Ah well, it's done now. It's all done now. She thinks of those who are still alive, who will still have to fight every single day for every single thing they want. The beautiful dragon queen, so strong but hiding so much loneliness and pain. Olenna hopes she can burn her enemies into the earth without becoming ash herself. Tyrion, who if the world is just (it isn't, she knows) will outlive the other Lannisters by decades and find happiness or contentment at least. Jon Snow, that bastard inexplicably turned king, far in the frozen north, trying to learn to lead. And why not, she supposes, he's as much Stark as any and more than some. His sister beside him, tall and red haired and stronger than she looks. Olenna heard her marriage to Ramsay was nothing but misery and pain, and it saddens her, thinking of the quiet, sweet girl Sansa had been. Scared, yet kind enough to warn Margaery of Joffrey's...predilections. And strange, bald, whispering Varys, going here and there and everywhere, always watching, always listening. He and Littlefinger are two sides of the same wretched coin, but Varys, at least, wants peace. She hopes he'll find it. She reflects on them all, wondering who will win and who will die. It's out of her hands now, and all she can do is pity them and wish them the best.

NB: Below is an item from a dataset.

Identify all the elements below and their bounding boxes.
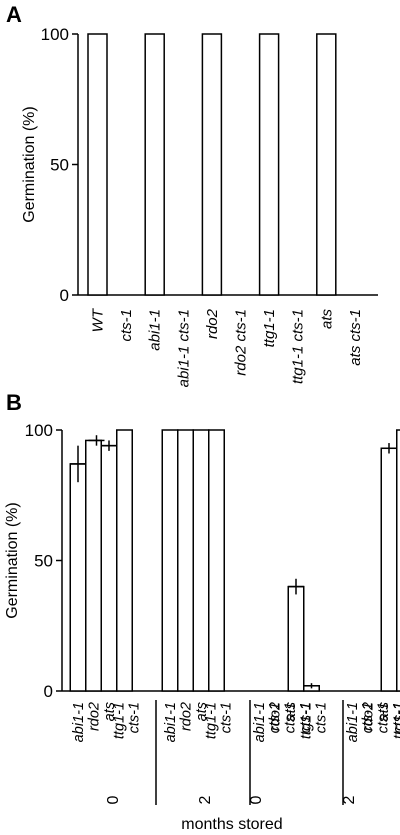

Her head is heavy now. She puts it down on the table to rest. Her last rest, probably. She can't see anything now, and it's harder to breathe but she isn't worried for some strange reason. She hears, dimly, someone dying in pain in the distance. One of her bannermen, most likely. She hopes he hurries to his rest. She sees and hears no more after that for quite some time. Then off in the distance she thinks there's something, maybe a very faint, very muffled "Grandmama!"
But that may just be a trick of dying ears, after all.